The scenario repeats itself with alarming frequency. A New York City pedestrian or cyclist is killed by a hit-and-run driver. The driver is eventually located by police, or turns himself in. The driver says he didn’t see the victim, didn’t know he had hit anyone. Prosecutors may or may not issue charges for leaving the scene. No additional charges are filed.
Within the last year, loved ones of Marilyn Dershowitz and Mathieu Lefevre, both killed by hit-and-run truck drivers who escaped charges for taking a life, have suffered the shortcomings of the New York State traffic justice system. The death of Roxana Sorina Buta is another case that points to the inadequacy of New York’s vehicular laws, particularly when compared to those of other states.
On May 24 at approximately 1:30 a.m., Buta was walking across Broadway at 14th Street, in the crosswalk and with the light, when the driver of a dump truck made a right turn, ran her over and kept going, according to reports. In the weeks that followed, with the NYPD investigation seemingly going nowhere, Buta’s mother pleaded for the driver to come forward. On June 12, it was reported that the killer had been identified. The lawyer for Buta’s family said police have since confirmed that the driver is an employee of NYC DOT, and said no charges have been filed by Manhattan District Attorney Cy Vance.
“They’re still investigating and determining whether to charge [the driver] with a crime or not,” attorney Joseph Tacopina told DNAinfo at a gathering on what would have been Buta’s 22nd birthday. “The city is being incredibly derelict in resolving this issue. (Tacopina’s firm has not responded to a Streetsblog request for an interview.)
Though he fled the scene of a fatal crash, thanks in part to porous statutes and judicial rulings that benefit killer motorists, it is unlikely that the driver who ran down Roxana Buta will be charged for causing a death. Even a charge for leaving the scene is no sure thing.
“The leaving the scene statute requires that the driver — whether or not he or she is blameworthy in the crash — knows or has reason to know that personal injury has been caused in order to be criminally charged,” says Nassau County assistant district attorney and traffic law specialist Maureen McCormick. “The fact that the injury results in death is a separate element.”
“There is some logic in the position that a person cannot be criminally charged for something they did not know occurred. The issue is what we can prove in terms of that knowledge.”
In other words, under New York State code, “I didn’t see her” is a credible defense.
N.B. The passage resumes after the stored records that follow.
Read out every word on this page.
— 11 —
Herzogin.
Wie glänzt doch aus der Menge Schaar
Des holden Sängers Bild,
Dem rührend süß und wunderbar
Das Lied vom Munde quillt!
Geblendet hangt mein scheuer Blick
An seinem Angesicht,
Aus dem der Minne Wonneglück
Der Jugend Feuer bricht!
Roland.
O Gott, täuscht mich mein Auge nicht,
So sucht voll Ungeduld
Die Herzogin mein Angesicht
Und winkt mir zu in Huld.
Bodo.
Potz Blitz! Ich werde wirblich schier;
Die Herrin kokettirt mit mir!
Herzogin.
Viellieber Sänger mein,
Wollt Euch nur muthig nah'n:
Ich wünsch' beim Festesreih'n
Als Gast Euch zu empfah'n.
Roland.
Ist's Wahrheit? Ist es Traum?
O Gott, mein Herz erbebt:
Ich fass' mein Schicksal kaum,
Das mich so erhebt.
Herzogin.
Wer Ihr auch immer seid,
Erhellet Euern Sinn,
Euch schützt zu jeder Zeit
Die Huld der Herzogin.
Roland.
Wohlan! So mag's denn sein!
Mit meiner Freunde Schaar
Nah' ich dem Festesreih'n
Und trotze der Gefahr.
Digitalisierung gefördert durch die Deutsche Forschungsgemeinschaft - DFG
As we reported following a 2009 Transportation Alternatives traffic justice summit, this is not the case in other jurisdictions.
In Alabama, to cause a death while violating a traffic law is to commit homicide, regardless of intent. The Washington, DC, negligent homicide statute specifically precludes willful or wanton acts, and requires only that a vehicular death be precipitated by careless or reckless driving. A driver convicted of causing death or serious physical injury to a vulnerable user in Oregon must complete a traffic safety course and 100 to 200 hours of community service, or else pay a fine of up to $12,500 and lose his or her license for one year.
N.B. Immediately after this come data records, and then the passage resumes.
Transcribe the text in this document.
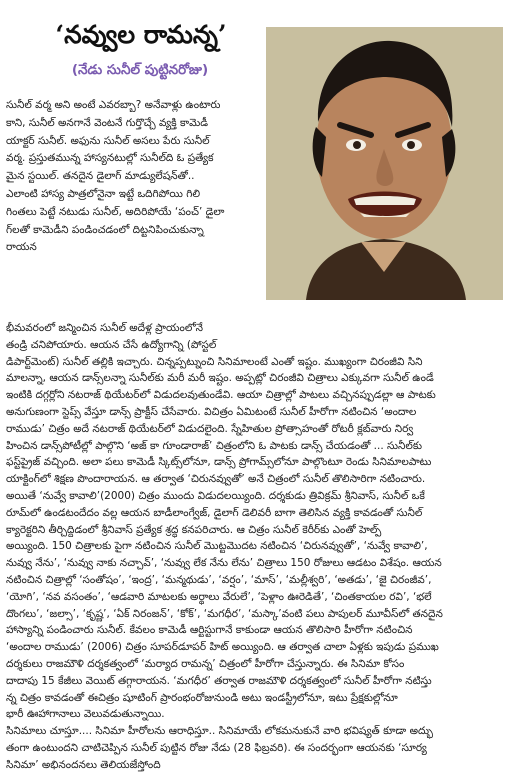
‘నవ్వుల రామన్న’
(నేడు సునీల్ పుట్టినరోజు)
సునీల్ వర్మ అని అంటే ఎవరబ్బా? అనేవాళ్లు ఉంటారు
కాని, సునీల్ అనగానే వెంటనే గుర్తొచ్చే వ్యక్తి కామెడీ
యాక్టర్ సునీల్. అఫును సునీల్ అసలు పేరు సునీల్
వర్మ. ప్రస్తుతమున్న హాస్యనటుల్లో సునీల్‌ది ఓ ప్రత్యేక
మైన స్టయిల్. తనదైన డైలాగ్ మాడ్యులేషన్‌తో..
ఎలాంటి హాస్య పాత్రలోనైనా ఇట్టే ఒదిగిపోయి గిలి
గింతలు పెట్టే నటుడు సునీల్, అదిరిపోయే ‘పంచ్’ డైలా
గ్‌లతో కామెడీని పండించడంలో దిట్టనిపించుకున్నా
రాయన
భీమవరంలో జన్మించిన సునీల్ అదేళ్ల ప్రాయంలోనే
తండ్రి చనిపోయారు. ఆయన చేసే ఉద్యోగాన్ని (పోస్టల్
డిపార్ట్‌మెంట్) సునీల్ తల్లికి ఇచ్చారు. చిన్నప్పట్నుంచి సినిమాలంటే ఎంతో ఇష్టం. ముఖ్యంగా చిరంజీవి సిని
మాలన్నా, ఆయన డాన్స్‌లన్నా సునీల్‌కు మరీ మరీ ఇష్టం. అప్పట్లో చిరంజీవి చిత్రాలు ఎక్కువగా సునీల్ ఉండే
ఇంటికి దగ్గర్లోని నటరాజ్ థియేటర్‌లో విడుదలవుతుండేవి. ఆయా చిత్రాల్లో పాటలు వచ్చినప్పుడల్లా ఆ పాటకు
అనుగుణంగా స్టెప్స్ వేస్తూ డాన్స్ ప్రాక్టీస్ చేసేవారు. విచిత్రం ఏమిటంటే సునీల్ హీరోగా నటించిన ‘అందాల
రాముడు’ చిత్రం అదే నటరాజ్ థియేటర్‌లో విడుదలైంది. స్నేహితుల ప్రోత్సాహంతో రోటరీ క్లబ్‌వారు నిర్వ
హించిన డాన్స్‌పోటీల్లో పాల్గొని ‘అజ్ కా గూండారాజ్’ చిత్రంలోని ఓ పాటకు డాన్స్ చేయడంతో ... సునీల్‌కు
ఫస్ట్‌ప్రైజ్ వచ్చింది. అలా పలు కామెడీ స్కిట్స్‌లోనూ, డాన్స్ ప్రోగామ్స్‌లోనూ పాల్గొంటూ రెండు సినిమాలపాటు
యాక్టింగ్‌లో శిక్షణ పొందారాయన. ఆ తర్వాత ‘చిరునవ్వుతో’ అనే చిత్రంలో సునీల్ తొలిసారిగా నటించారు.
అయితే ‘నువ్వే కావాలి’(2000) చిత్రం ముందు విడుదలయ్యింది. దర్శకుడు త్రివిక్రమ్ శ్రీనివాస్, సునీల్ ఒకే
రూమ్‌లో ఉండటందేదం వల్ల ఆయన బాడీలాంగ్వేజ్, డైలాగ్ డెలివరీ బాగా తెలిసిన వ్యక్తి కావడంతో సునీల్
క్యారెక్టరిని తీర్చిద్దిడంలో శ్రీనివాస్ ప్రత్యేక శ్రద్ధ కనపరిచారు. ఆ చిత్రం సునీల్ కెరీర్‌కు ఎంతో హెల్ప్
అయ్యింది. 150 చిత్రాలకు పైగా నటించిన సునీల్ మొట్టమొదట నటించిన ‘చిరునవ్వుతో’, ‘నువ్వే కావాలి’,
నువ్వు నేను’, ‘నువ్వు నాకు నచ్చావ్’, ‘నువ్వు లేక నేను లేను’ చిత్రాలు 150 రోజులు ఆడటం విశేషం. ఆయన
నటించిన చిత్రాల్లో ‘సంతోషం’, ‘ఇంద్ర’, ‘మన్మథుడు’, ‘వర్షం’, ‘మాస్’, ‘మల్లీశ్వరి’, ‘అతడు’, ‘జై చిరంజీవ’,
‘యోగి’, ‘నవ వసంతం’, ‘ఆడవారి మాటలకు అర్థాలు వేరులే’, ‘పెళ్లాం ఊరెడితే’, ‘చింతకాయల రవి’, ‘భలే
దొంగలు’, ‘జల్సా’, ‘కృష్ణ’, ‘ఏక్ నిరంజన్’, ‘కోక్’, ‘మగధీర’, ‘మస్కా’వంటి పలు పాపులర్ మూవీస్‌లో తనదైన
హాస్యాన్ని పండించారు సునీల్. కేవలం కామెడీ ఆర్టిస్టుగానే కాకుండా ఆయన తొలిసారి హీరోగా నటించిన
‘అందాల రాముడు’ (2006) చిత్రం సూపర్‌డూపర్ హిట్ అయ్యింది. ఆ తర్వాత చాలా ఏళ్లకు ఇపుడు ప్రముఖ
దర్శకులు రాజమౌళి దర్శకత్వంలో ‘మర్యాద రామన్న’ చిత్రంలో హీరోగా చేస్తున్నారు. ఈ సినిమా కోసం
దాదాపు 15 కేజీలు వెయిట్ తగ్గారాయన. ‘మగధీర’ తర్వాత రాజమౌళి దర్శకత్వంలో సునీల్ హీరోగా నటిస్తు
న్న చిత్రం కావడంతో ఈచిత్రం షూటింగ్ ప్రారంభంరోజునుండి అటు ఇండస్ట్రీలోనూ, ఇటు ప్రేక్షకుల్లోనూ
భారీ ఊహాగానాలు వెలువడుతున్నాయి.
సినిమాలు చూస్తూ.... సినిమా హీరోలను ఆరాధిస్తూ.. సినిమాయే లోకమనుకునే వారి భవిష్యత్ కూడా అద్భు
తంగా ఉంటుందని చాటిచెప్పిన సునీల్ పుట్టిన రోజు నేడు (28 ఫిబ్రవరి). ఈ సందర్భంగా ఆయనకు ‘సూర్య
సినిమా’ అభినందనలు తెలియజేస్తోంది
In New York, three charges may apply to either a vehicular assault or homicide not involving alcohol or drugs: criminally negligent homicide, second degree manslaughter and depraved indifference murder. McCormick has called the state’s criminally negligent homicide statute “illogical on its face” by virtue of its status as a Class E felony, the least severe of all felony categories. Between 1994 and 2008, there were only 29 indictments for criminally negligent homicide in all of New York State, according to Transportation Alternatives. During that time frame, about 10,000 people died on New York State roadways.
As state law requires proof of what a driver knew at the time of a collision, McCormick says,”The mental states in the homicide charges remain a challenge.”
Another reason for the low number of criminal cases against killer motorists is that prevailing New York case law has little basis in objective criteria. In 2008, the state’s highest court ruled that an unlicensed 17-year-old driver was not criminally liable for a high-speed crash that killed three passengers because he was incapable of perceiving the risk of his actions. Though McCormick says prosecutors hoped that case would prove an aberration, subsequent rulings continue to favor drivers who kill.
“Thus,” says McCormick, “law enforcement and prosecutors remain perplexed about what reckless or criminally negligent actions the court will consider to be criminal when a death has been caused.”
All of which compounds the anguish experienced by family and friends who have lost someone to traffic violence. Said Roxana Buta’s mother, Cristina Oprea: “If you have the truck and the driver, why is the guy not a suspect? Why is he not arrested? He killed my daughter.”